Use and Trade Information
This species is found in the international pet trade; in Europe it was marketed at a low to moderate price for a snake, and it is not in high demand (J. Penner pers. comm. 2012). It was found advertised for sale in larger numbers than any other African snake by Jensen et al. (2019), but numbers involved were low for such a widespread animal (235 individuals advertised for export between 2013 and 2017, across nine range states).
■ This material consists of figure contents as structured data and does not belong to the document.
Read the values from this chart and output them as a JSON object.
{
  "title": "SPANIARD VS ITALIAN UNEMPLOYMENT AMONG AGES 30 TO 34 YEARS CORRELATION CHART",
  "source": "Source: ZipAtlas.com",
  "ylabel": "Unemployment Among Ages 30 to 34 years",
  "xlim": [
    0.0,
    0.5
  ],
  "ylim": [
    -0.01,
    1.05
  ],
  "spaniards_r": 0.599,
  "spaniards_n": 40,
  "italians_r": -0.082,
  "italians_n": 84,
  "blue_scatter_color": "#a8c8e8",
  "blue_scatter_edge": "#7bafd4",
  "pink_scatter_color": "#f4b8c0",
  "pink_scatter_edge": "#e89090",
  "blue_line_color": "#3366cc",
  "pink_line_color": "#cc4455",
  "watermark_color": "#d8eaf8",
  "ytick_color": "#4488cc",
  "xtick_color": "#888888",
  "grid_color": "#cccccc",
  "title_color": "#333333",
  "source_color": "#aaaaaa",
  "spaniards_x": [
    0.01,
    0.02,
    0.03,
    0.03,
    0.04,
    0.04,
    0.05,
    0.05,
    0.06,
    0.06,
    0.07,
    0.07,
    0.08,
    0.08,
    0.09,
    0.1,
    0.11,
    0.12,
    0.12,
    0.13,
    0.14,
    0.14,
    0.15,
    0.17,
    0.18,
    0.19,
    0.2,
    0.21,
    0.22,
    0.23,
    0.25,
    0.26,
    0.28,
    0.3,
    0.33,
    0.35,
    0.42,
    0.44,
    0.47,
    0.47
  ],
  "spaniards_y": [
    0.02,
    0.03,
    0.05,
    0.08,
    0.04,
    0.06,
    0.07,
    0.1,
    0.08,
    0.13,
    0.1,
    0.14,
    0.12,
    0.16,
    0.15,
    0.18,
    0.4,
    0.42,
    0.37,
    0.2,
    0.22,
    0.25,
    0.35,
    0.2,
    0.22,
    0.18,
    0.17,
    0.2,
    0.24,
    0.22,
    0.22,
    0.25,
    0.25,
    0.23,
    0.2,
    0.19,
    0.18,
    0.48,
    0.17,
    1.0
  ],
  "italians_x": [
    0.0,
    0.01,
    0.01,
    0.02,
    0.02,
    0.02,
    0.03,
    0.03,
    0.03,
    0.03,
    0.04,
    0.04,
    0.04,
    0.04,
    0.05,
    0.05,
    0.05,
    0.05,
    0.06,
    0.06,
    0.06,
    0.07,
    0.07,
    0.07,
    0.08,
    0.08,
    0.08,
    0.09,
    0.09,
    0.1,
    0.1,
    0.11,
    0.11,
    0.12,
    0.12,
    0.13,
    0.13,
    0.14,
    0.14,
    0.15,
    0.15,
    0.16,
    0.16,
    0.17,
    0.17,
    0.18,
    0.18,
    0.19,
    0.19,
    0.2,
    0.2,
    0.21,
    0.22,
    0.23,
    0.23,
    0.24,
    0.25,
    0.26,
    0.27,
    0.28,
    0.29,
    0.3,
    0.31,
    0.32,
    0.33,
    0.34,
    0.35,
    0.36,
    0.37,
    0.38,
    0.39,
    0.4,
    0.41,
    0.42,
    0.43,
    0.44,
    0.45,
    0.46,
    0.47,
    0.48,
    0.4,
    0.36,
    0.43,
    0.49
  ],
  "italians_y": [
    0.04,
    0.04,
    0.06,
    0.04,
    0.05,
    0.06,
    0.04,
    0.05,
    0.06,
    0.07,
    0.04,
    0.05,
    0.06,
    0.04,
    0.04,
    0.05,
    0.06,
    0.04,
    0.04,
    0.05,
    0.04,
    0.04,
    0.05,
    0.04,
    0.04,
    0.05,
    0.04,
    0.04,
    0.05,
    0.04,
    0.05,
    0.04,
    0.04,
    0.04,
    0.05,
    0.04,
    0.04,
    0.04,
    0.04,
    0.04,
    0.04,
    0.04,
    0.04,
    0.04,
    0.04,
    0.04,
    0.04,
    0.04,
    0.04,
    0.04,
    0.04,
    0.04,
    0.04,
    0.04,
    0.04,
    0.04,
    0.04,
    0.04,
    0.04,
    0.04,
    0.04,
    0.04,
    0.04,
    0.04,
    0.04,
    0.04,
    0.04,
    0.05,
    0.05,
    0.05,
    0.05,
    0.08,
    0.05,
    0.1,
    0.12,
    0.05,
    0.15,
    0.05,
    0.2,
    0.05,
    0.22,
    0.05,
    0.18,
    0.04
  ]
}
It is widely-eaten by communities within its range, being a popular bushmeat in West and Central Africa, and is also used as a fetish and, heavily, in traditional medicine.
Conservation Actions Information
This species is not listed in the CITES Appendices, despite some demand in the specialist reptile market. Both international trade and harvesting for bushmeat should be monitored and possibly controlled with the imposition of quotas. Habitat loss should be limited. This species is found in protected areas, although population declines have been reported despite this protection (Reading et al. 2010). Molecular phylogenetic research on the different subpopulations is required.